# Making the "degree" sign



## Judyt (Dec 7, 2002)

I needed a degree sign when typing recipes. Found something like it in the weird "formats". I highlighted it and named it alt+z. Now when I need to use it I just alt+z and there it is.


----------



## Guest (Dec 8, 2002)

That's one good way. Another is...

If you run character map you will see that most of the common character-sets have designated x'B0 as the degree sign. You can enter this in your text by typing it in - but it's tricky...

(hex) B0 = (decimal) 11 x 16 = 176

When you are ready for the degree sign hold down the [alt] key and *on your numeric keypad* type... *0176*, let the [alt] key up, and there it will be.

water boils at 100° C..............

Same technique works for all the other strange characters, too, if you convert them correctly.


----------



## Ethmer (Jul 6, 2002)

Using your numeric keypad press Alt and type 0176 and you will get ° which is what you wanted.

This comes from the Windows Character Map which you can access by typing

C:\WINDOWS\CHARMAP.EXE in your Address box

or you can go to Start > Run and type in CHARMAP

If you want to make a handy link to the Character Map, simply

Right-click on a blank area of your Desktop > choose "New" > click on "Shortcut" and insert "C:\WINDOWS\CHARMAP.EXE" (without the quotes) into the command line.

Click "Next" > give a name to your shortcut and click "Finish". You now have a handy shortcut to the Character Map which may be quite useful. -- Lots of useful signs in that Character Map.

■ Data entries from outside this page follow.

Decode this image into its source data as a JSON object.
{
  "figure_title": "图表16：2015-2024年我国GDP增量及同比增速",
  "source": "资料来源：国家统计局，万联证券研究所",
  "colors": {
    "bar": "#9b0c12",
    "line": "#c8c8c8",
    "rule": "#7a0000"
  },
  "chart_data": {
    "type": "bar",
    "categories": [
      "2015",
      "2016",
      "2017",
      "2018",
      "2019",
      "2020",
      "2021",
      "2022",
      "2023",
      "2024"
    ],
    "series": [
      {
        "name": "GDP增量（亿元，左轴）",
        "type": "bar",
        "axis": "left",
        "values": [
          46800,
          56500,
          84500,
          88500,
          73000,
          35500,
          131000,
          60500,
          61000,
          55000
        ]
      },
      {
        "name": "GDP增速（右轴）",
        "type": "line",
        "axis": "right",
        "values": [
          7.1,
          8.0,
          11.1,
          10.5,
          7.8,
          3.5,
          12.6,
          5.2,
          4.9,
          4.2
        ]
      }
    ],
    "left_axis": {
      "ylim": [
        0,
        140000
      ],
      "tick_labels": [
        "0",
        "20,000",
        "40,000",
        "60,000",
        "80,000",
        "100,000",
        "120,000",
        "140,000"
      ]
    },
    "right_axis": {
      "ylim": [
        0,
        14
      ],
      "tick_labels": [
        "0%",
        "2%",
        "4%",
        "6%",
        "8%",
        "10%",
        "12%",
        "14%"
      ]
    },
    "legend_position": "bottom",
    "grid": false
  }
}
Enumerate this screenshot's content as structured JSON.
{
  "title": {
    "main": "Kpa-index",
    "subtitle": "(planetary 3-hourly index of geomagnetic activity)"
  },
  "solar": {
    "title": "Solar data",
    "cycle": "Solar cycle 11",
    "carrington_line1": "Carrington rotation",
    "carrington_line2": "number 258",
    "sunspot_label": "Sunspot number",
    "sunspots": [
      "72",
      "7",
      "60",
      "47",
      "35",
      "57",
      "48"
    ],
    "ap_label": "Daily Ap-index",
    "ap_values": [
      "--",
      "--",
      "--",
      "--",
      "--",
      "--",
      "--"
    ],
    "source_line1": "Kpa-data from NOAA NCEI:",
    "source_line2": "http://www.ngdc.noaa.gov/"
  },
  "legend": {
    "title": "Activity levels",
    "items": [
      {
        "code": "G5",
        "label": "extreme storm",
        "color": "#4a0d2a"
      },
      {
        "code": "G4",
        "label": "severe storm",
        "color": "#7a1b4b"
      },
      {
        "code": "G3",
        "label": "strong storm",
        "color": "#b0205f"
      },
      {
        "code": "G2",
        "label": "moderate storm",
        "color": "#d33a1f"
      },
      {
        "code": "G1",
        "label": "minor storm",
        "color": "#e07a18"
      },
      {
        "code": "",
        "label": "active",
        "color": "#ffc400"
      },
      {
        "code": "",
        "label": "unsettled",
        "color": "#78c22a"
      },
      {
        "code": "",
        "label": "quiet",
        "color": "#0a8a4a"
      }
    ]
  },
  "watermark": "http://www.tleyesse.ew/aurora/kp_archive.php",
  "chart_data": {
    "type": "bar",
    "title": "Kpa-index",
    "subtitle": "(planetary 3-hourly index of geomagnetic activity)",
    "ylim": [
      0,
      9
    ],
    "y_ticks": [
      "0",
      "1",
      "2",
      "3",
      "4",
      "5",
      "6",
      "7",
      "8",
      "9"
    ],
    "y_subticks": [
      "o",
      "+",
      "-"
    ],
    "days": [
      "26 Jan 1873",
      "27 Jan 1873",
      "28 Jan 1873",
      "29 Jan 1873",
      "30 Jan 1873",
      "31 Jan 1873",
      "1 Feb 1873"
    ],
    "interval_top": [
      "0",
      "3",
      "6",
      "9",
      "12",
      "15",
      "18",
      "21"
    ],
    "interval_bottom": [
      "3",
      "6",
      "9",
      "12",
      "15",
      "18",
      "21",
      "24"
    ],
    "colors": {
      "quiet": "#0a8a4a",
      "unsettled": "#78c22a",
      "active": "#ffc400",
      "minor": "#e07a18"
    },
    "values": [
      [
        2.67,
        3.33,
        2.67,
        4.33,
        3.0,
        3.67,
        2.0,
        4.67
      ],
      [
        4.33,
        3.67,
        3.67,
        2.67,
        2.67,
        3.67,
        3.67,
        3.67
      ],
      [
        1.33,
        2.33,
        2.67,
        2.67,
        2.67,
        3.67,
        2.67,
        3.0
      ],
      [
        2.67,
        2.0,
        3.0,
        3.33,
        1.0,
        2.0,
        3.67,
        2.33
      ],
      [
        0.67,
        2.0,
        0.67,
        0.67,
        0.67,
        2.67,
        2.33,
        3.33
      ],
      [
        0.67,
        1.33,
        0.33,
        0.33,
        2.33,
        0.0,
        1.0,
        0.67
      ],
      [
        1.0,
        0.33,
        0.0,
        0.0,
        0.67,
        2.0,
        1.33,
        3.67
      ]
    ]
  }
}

When you click on an item in the Character Map it shows you what the keystroke is down in the lower right corner of the window.


----------



## plschwartz (Nov 15, 2000)

Hey Ethmer:
Thanks. Just put it on my system and there it is with its own icon.
I have win 2000 and had to go to C:\winnt\system32\charmap.exe.
Since we are on a roll, is there a simple way to do super- and sub-scripts (like x-squared)?
Thanks


----------



## Monstrous Mi (Jul 20, 2002)

I use sub and superscripts in Microsoft Word. Just highlight what you want and go to Font in the menu bar.

As a side note, I use several special characters since I write techinical documents. What I have done is pasted them into a notepad file and I keep this file on my desktop. When I want a special character, I open the file and copy and paste.


----------



## Ethmer (Jul 6, 2002)

"When I want a special character, I open the file and copy and paste."

A simpler way then a special Note file is to have Clipboard Magic on your computer.

Clipboard Magic

Clipboard Magic is a Windows clipboard enhancement utility. It can dramatically enhance your productivity when cutting and pasting text or for filling in web forms. It allows you to save and access hundreds of clips from numerous "lists" which makes it very convenient for categorizing Windows clipboard clips.

Download (its FREE) from the site below:

http://www.cyber-matrix.com/clipmag.htm


----------



## mischiefschild (Apr 20, 2002)

I guess I never thought of doing it that way. of course everything iI do is basically online so a simple ampresand and deg; work great.

&(nospace)deg; = &deg;

but Now that I know of these other ways thanks..!! and it is the same amount of buttonhits LoL..


----------